Americans believe cash will die out in their lifetime and Brits may be accessing mobile banking apps four billion times a year, but that doesn’t mean cash, in the here and now, is gone. Far from it actually as this August Bank Holiday Weekend saw a record amount of cash withdrawn from ATMs, according to LINK, the UK’s cash machine network.
August Bank Holiday Monday was the busiest in history with over £280 million withdrawn that day. That marked a 4% increase on last year’s August bank holiday Monday figure, when £269 million was taken out of the UK’s 70,000 cash machines. There was a similar increase in the number of withdrawals, up 9% on last year, from 4.5 million to 4.9 million.
John Howells, Chief Executive of LINK, commented:
“The feel-good factors of sunny weather on a bank holiday provided all the right ingredients for an all-time high in August bank holiday Monday ATM withdrawals.
“Our demand for cash remains as strong as ever, showing that – despite much speculation to the contrary – notes and coins are very much here to stay.”

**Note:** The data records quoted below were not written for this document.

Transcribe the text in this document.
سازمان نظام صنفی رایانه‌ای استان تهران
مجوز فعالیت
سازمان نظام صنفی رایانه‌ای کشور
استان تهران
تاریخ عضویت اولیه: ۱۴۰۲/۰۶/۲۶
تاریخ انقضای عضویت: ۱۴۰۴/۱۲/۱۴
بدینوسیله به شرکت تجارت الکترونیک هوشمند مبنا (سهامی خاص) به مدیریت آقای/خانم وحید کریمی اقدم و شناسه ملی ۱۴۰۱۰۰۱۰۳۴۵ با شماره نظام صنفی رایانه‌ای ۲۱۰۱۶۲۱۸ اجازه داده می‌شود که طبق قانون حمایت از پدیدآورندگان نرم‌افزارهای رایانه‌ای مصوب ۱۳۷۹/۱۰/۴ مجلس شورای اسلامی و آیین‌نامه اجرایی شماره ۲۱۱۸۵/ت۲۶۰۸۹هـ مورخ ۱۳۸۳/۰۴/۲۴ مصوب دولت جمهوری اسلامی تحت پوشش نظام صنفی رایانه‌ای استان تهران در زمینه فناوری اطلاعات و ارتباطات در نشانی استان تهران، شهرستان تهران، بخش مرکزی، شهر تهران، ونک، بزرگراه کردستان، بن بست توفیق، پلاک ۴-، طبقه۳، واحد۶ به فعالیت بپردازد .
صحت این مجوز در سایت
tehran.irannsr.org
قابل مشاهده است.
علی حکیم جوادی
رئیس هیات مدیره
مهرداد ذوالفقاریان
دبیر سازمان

However, the perennial question about the future of cash looms. How long can it withstand the innovations and advancements of rivals?
Take contactless payments for example. In the last 12 months i.e. in the year since the contactless spend limit was increased from £20 to £30, spending using the technology has increased by 173% by value and 112% by volume. Barclaycard customers actually spent nearly triple (2.7 times) via contactless this year.
In Europe, whilst overwhelming majorities in Germany and France still use cash for everyday payments, many of them expect mobile wallets and payment services like Apple Pay to be dominant by 2021. In fact, payments for digital and physical products made on system-based payments platforms like Apple Pay and Android Pay are expected to boom in the next few years according to new analysis.
If people that make payments expect to make payments using mobiles and contactless in the future, when will that future catch up with cash?